How much funding does the Collaborative Research: Unregistered Spectral Image Fusion in Remote Sensing: Foundations and Algorithms provide?
Collaborative Research: Unregistered Spectral Image Fusion in Remote Sensing: Foundations and Algorithms provides up to $160K per award from NSF. Actual award sizes depend on the scope of your project, available program funds, and the number of applicants, so build a budget that reflects realistic, allowable costs rather than the maximum figure.
When is the Collaborative Research: Unregistered Spectral Image Fusion in Remote Sensing: Foundations and Algorithms deadline?
Applications for Collaborative Research: Unregistered Spectral Image Fusion in Remote Sensing: Foundations and Algorithms are due 2028-08-31 (open).

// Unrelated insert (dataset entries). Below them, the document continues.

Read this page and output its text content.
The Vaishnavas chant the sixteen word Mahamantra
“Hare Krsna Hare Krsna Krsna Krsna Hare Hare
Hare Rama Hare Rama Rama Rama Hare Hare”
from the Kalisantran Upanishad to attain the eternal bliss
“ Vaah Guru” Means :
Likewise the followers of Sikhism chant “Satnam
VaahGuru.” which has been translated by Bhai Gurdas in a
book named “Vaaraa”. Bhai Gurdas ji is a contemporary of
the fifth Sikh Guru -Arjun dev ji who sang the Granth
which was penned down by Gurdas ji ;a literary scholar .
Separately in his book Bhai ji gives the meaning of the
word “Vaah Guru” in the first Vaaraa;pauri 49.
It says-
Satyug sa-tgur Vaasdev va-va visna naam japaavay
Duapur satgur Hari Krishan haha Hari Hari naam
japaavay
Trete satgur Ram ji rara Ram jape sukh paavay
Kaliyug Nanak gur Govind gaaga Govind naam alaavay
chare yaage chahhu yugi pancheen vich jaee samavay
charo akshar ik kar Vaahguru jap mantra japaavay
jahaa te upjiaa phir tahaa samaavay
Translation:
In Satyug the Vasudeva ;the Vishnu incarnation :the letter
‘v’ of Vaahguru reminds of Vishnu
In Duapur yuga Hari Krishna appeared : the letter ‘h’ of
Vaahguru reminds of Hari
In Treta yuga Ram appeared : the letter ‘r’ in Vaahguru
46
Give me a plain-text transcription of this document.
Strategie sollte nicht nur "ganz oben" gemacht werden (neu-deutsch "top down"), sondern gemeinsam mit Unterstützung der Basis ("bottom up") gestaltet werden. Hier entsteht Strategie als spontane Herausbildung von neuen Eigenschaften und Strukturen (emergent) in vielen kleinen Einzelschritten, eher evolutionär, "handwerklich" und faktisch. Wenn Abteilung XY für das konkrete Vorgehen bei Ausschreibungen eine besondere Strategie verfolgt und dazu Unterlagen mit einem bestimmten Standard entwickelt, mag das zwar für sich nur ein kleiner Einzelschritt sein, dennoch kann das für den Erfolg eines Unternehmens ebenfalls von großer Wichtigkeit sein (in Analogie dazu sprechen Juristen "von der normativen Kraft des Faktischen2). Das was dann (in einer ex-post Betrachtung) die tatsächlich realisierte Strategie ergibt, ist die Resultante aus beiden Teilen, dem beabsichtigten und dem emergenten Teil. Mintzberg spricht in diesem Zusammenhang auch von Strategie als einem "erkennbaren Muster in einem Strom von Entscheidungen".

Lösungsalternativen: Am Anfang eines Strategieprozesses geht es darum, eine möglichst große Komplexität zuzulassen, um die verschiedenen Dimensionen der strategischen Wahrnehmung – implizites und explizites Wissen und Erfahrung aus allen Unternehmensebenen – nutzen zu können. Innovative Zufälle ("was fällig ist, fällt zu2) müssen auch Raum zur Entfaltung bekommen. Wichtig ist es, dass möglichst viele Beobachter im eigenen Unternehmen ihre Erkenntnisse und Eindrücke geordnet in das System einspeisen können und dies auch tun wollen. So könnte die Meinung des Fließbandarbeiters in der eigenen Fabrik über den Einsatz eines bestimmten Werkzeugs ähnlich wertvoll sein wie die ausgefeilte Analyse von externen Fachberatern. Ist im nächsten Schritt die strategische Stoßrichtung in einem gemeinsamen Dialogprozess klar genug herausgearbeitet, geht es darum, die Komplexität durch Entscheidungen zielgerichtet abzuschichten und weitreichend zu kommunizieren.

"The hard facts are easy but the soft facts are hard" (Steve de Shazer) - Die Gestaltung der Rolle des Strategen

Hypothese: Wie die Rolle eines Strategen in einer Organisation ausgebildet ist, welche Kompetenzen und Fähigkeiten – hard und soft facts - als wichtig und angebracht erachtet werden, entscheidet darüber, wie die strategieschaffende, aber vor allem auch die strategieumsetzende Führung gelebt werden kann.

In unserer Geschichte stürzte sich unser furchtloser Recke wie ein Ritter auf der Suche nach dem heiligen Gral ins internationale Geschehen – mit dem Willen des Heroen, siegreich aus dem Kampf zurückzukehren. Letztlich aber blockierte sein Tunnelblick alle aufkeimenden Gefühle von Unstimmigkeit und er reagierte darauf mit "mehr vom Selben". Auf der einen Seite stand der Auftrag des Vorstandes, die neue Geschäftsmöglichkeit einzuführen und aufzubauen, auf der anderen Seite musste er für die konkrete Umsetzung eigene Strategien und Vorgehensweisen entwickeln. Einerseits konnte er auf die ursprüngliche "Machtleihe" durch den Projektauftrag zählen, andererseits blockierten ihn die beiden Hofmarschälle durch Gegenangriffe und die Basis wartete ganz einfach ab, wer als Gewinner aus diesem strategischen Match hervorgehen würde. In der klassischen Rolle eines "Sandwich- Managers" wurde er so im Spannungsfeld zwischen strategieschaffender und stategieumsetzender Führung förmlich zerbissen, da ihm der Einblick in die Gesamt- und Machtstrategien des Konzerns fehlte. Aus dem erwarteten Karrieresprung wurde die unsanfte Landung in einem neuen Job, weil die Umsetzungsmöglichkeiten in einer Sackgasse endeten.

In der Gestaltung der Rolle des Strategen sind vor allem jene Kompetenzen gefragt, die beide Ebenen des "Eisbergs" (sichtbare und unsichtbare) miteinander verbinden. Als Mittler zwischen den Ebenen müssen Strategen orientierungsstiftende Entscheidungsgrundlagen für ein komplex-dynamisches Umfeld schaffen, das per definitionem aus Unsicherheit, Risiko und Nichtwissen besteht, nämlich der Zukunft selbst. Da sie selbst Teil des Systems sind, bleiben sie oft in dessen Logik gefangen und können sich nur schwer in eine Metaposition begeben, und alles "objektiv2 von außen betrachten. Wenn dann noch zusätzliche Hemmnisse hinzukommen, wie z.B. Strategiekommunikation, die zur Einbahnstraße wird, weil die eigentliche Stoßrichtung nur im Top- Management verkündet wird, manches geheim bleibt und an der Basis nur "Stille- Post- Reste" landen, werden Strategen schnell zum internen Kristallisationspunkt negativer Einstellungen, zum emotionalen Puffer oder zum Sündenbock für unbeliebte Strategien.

Because deadlines can change, verify the date with the funder, NSF, and give yourself enough time to prepare a complete, competitive application before the close date.
How do you apply for the Collaborative Research: Unregistered Spectral Image Fusion in Remote Sensing: Foundations and Algorithms?
To apply for Collaborative Research: Unregistered Spectral Image Fusion in Remote Sensing: Foundations and Algorithms, confirm your eligibility, gather the required documents, and prepare a narrative and budget that address the funder's priorities. FindGrants guides you step by step and can draft each section, then exports a submission-ready application pack for this grant from NSF.